Der Musikrat appelliere an die Landesparlamente, nicht an der Kultur zu sparen und das auch festzuschreiben: "Wenn 85 Prozent auf Landes- und Kommunalebene verausgabt werden, dann liegt da auch der Schlüssel, was den Haushalt 2021 anbetrifft. Deshalb bin ich so froh, dass die Kommunen nun eine Unterstützung erhalten."
Aber das dürfe nicht dazu führen, dass bei den Kulturausgaben auf Länder- und Kommunalebene im kommenden Jahr überproportional gespart wird, sagt Höppner: "Im Gegenteil: Wir müssen da mehr investieren."

Selbstverpflichtung der Länder gefordert

Der Deutsche Musikrat schlage vor, dass die Länderparlamente eine Selbstverpflichtung eingehen: "Das können sie tun, indem man prozentual die Haushaltsansätze von diesem Jahr für drei Jahre festschreibt." Damit seien die Kulturausgaben zwar nicht vor Kürzungen geschützt, aber zumindest vor überproportionalen Kürzungen. "Dieses Haushaltsinstrument gibt es; das fordert der Deutsche Musikrat nachdrücklich ein, sonst wird das Jahr 2021, spätestens 2022, wirklich ein GAU für unseren Kulturbereich mit großem Schaden für die kulturelle Vielfalt in unserem Land."

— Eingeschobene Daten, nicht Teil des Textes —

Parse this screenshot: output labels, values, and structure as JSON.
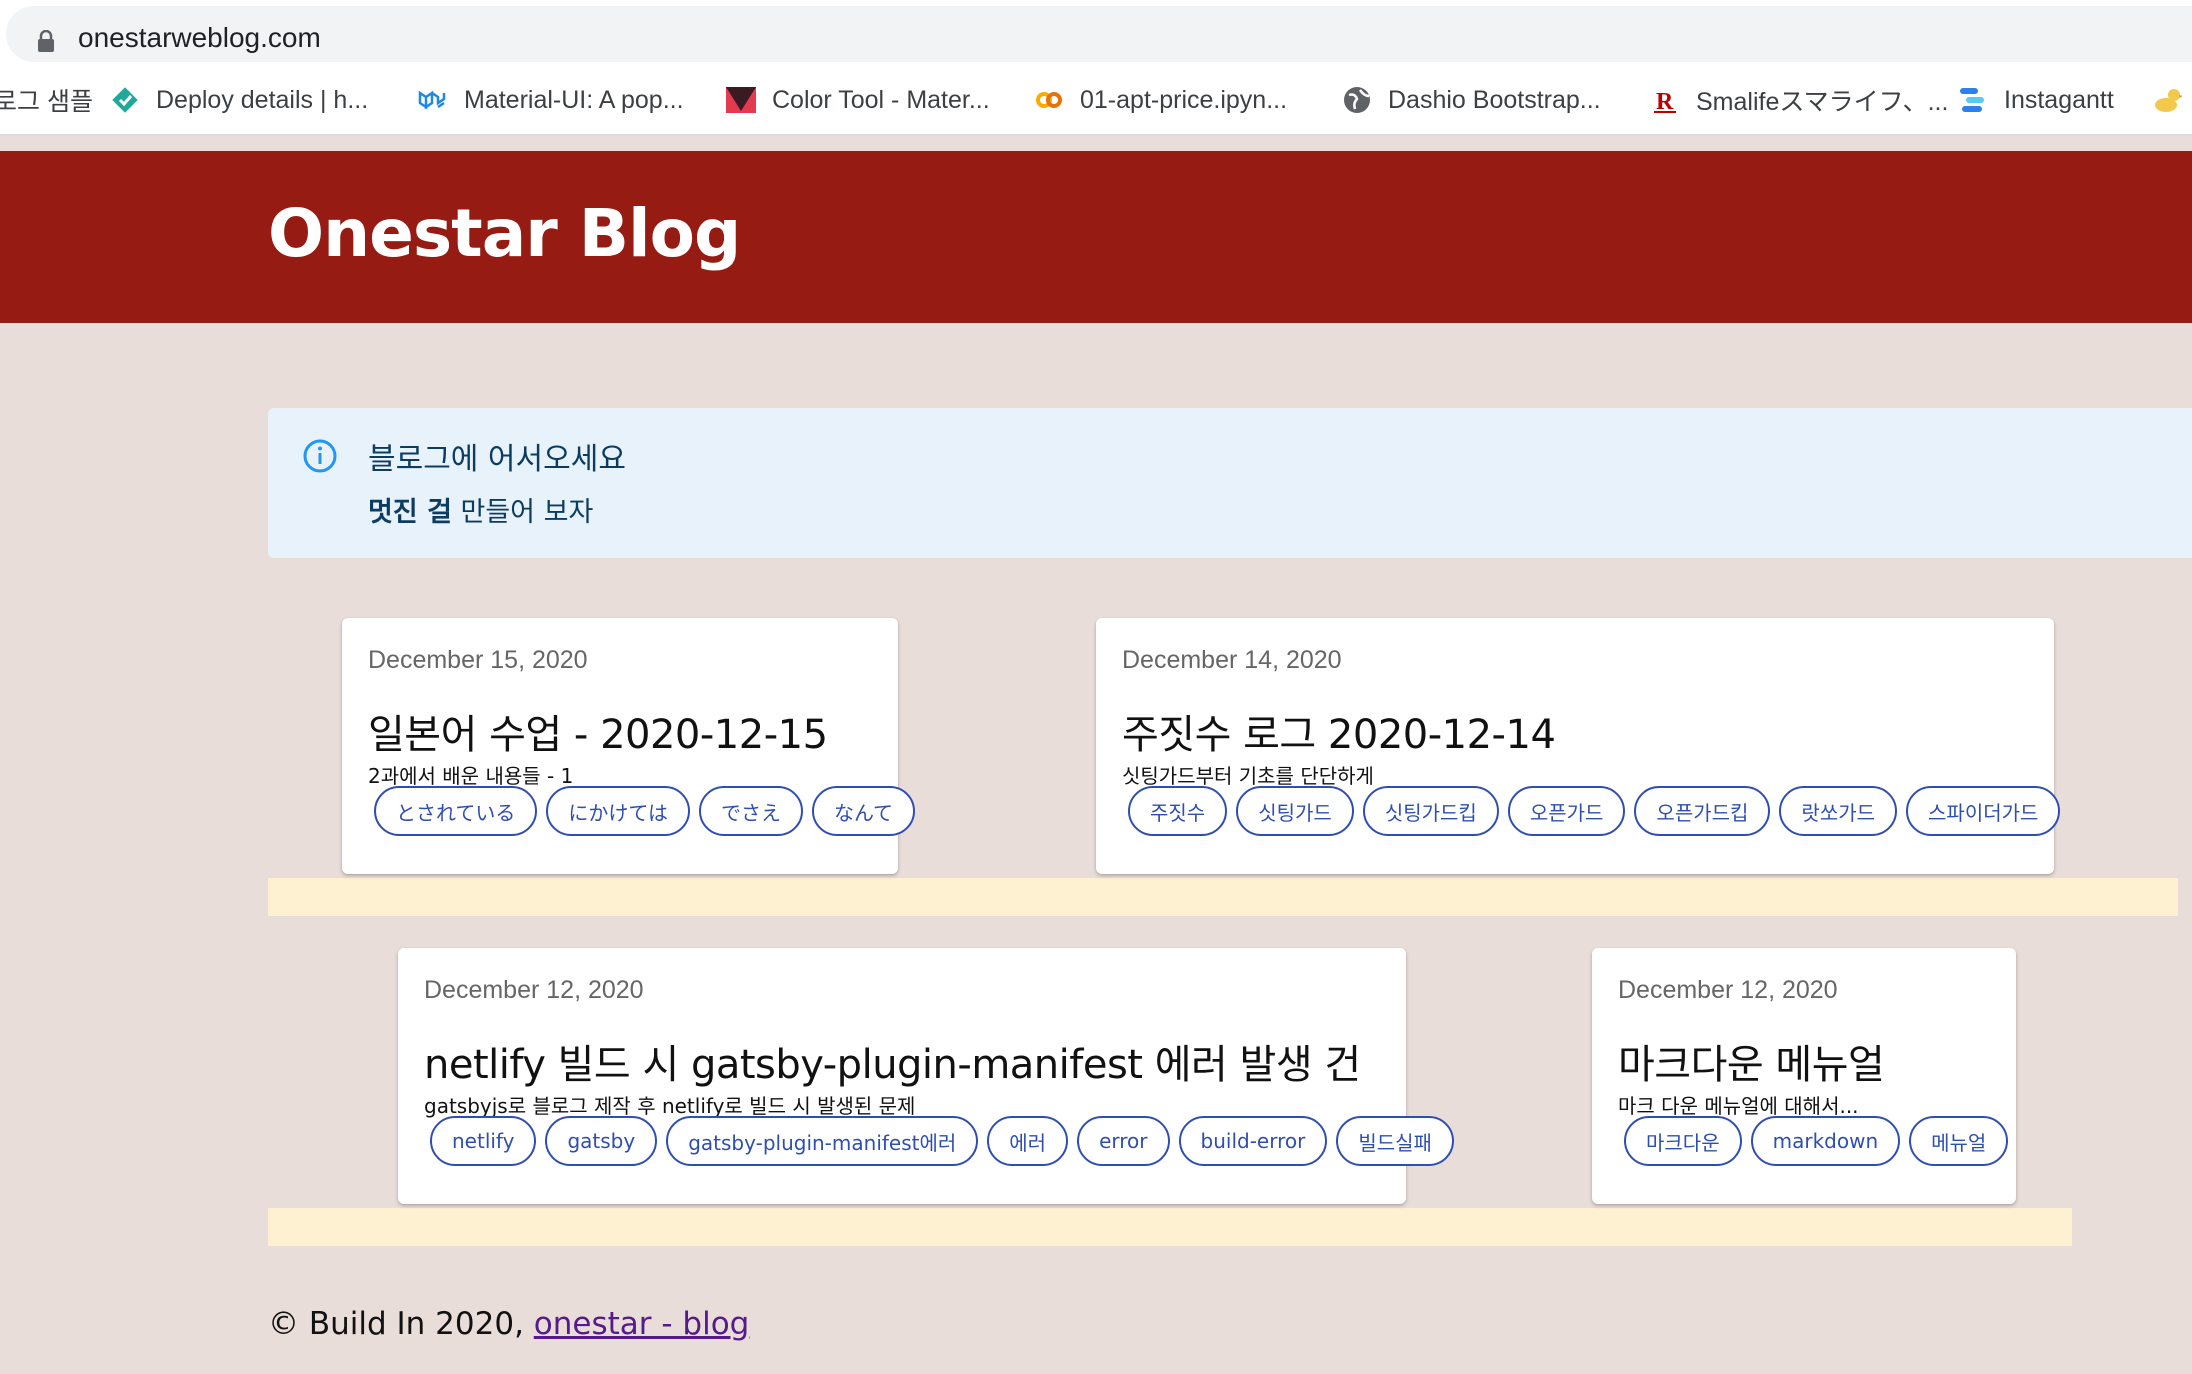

Ein Baustelle sei dagegen noch die Hilfe für Menschen, die als Musiker tätig seien. "Es gibt für die Solo-Selbstständigen ja diverse Programme, von den Hilfsprogrammen des Bundes, von dem Sozialschutzpaket, von den Maßnahmen in den Ländern", aber das sei noch ein Flickenteppich und unterscheide sich von Bundesland zu Bundesland.
Was der Musikrat schon Mitte März vorgeschlagen hat, "nämlich wirklich unbürokratisch, schnell, rasch eine Überbrückungshilfe zu zahlen von mindestens 1000 Euro im Monat für sechs Monate" – das sei zwar in Baden-Württemberg und später auch in Bayern aufgegriffen worden. Auch die Wirtschaftsministerkonferenz der Länder habe das unterstützt: "Aber da sind wir noch nicht wirklich durch. Aber hier muss man wirklich auch mal auf die Verantwortung der Länder verweisen."